I didn’t know how much the little things meant when going through treatment. The meals brought by, the cards which I would save up to read while in waiting rooms. I didn’t know that people who take the time to care heal you as much as any medicine.
I didn’t know how much my medical team would come to mean to me. From the first nurse, DeShea, who held my hand during the biopsy, to everyone who helped me, I was moved by their compassion. In fact I saw Melissa the receptionist at Texas Oncology a few months ago at the grocery store and I was all- Melissa! I gave her a big hug and told her husband how important her greeting was to me every day I came in for treatment. I gave him a hug too. And I’m sure they were like, We just came here to get some eggs!?
I didn’t know how important it would be to have people who were brave enough to ask how I am. As time goes by, it still means a lot to me to have people ask about my health. Most people don’t mention it, which is fine, they don’t know what to say, or they think they might upset me. But there are those special people who do, and I didn’t know how meaningful that would be. Having someone not be afraid say “cancer” and “how are you?” makes me more whole.

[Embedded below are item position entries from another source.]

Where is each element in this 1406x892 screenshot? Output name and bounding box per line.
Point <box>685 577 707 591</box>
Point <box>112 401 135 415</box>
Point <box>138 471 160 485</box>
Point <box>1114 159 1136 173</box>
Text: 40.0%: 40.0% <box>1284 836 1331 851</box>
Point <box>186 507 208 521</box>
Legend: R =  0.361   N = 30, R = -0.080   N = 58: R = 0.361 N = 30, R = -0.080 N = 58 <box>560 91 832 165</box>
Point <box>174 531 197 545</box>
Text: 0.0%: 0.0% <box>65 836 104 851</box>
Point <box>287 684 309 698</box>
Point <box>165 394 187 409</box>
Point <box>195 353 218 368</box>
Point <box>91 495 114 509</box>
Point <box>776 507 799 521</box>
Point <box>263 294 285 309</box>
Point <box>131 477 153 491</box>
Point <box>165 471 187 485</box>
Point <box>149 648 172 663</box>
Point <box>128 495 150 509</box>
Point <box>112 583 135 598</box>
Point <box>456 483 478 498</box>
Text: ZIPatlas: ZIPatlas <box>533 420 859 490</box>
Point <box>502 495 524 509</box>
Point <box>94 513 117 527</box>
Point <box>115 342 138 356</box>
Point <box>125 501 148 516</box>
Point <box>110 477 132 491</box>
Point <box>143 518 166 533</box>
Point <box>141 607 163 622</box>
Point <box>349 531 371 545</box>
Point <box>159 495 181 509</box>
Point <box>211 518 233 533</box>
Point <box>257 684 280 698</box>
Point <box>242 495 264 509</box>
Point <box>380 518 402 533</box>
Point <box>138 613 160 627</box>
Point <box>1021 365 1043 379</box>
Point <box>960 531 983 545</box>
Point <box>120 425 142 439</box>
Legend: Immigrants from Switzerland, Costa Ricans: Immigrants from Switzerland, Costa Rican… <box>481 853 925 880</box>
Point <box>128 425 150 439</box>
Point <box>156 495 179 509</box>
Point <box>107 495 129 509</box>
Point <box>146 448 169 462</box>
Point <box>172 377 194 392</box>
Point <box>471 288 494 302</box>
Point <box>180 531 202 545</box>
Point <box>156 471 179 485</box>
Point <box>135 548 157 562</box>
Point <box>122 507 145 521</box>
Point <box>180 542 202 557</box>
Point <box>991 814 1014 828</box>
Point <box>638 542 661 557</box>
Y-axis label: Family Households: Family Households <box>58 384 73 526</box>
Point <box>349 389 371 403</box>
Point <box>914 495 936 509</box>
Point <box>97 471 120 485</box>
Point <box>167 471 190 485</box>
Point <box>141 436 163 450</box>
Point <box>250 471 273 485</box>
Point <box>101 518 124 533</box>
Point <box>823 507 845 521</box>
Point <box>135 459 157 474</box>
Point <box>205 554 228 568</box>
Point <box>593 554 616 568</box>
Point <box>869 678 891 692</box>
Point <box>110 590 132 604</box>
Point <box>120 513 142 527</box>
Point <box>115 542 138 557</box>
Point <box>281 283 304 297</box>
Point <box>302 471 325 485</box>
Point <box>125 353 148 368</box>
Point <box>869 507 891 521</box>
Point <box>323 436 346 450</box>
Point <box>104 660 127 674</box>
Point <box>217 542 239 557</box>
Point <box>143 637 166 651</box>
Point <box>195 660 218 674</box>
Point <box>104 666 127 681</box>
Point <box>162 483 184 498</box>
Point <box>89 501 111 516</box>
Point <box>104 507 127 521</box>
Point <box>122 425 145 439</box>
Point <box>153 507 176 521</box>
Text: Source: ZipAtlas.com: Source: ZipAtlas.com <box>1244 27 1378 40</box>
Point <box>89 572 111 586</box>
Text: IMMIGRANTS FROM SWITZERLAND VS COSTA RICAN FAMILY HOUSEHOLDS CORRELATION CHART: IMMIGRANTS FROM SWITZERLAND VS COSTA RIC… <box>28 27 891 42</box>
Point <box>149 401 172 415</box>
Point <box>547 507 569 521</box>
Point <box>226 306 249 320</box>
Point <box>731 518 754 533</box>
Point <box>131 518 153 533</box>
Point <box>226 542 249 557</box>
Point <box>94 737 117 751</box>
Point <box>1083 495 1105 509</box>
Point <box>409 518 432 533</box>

I didn’t know how cancer would affect my relationship with God. I wrestled some with why me, had I done something wrong, had God let me down, but i was also amazed at God’s faithfulness. There was still a little unhealed distance there until this past summer. Friends had invited me to do their wedding in a beautiful little town nestled in the mountains. I took some time to hike the morning before the wedding. After my hike, I sat down by a creek. I said to the Lord, “You’ve heard me say many words to you lately. But it’s been a long time since I’ve heard you say anything to me. Is there something you want me to hear?” I heard God speak to me. Not in an audible voice, not with writing in the sky, but in that still, small voice I can hear in my heart. God gave me 4 words: you are still mine. You are still mine! This is all I needed: the reassurance that God has not ever and will not ever let me go.
I didn’t know how much my ministry would widen. People often cross my path I can now encourage and pray for in a way I couldn’t have before. I remember watching a couple come in the cancer center while I was there for a check up. You could tell it was their first time. I didn’t want to be presumptuous, but the Spirit prompted me. I went over to them and said, “I know how scary this is, but you will see blessings beyond what you can imagine along the way.” Phil. 1:12 says, “What has happened to me actually is advancing the gospel.” I pray it is so.
I didn’t know how much my perspective would change. I haven’t had a bad day since my cancer diagnosis. I’ve had hard days, days I didn’t feel strong, days I made doozy mistakes, but I’ve had no bad days. Every day I’m able to love God, love people, get a free sushi sample at the grocery store, and run with my dog is a gift.
There was so much I didn’t know. I didn’t know that my friend was right: I have received so many blessings.
In the 14th century an anonymous saint wrote a spiritual guide called The Cloud of Unknowing. Its message is that the way we grow is to enter the realm of not knowing, letting go of pride and preconceived ideas, and giving up being sure. The writer says, “By love you can be grasped and held, but by knowledge, neither grasped nor held.”
So maybe I’ve come to know: It’s ok not to know, and enter the cloud of unknowing. Because God knows. And God is holding you in love, beyond all you can ask or imagine.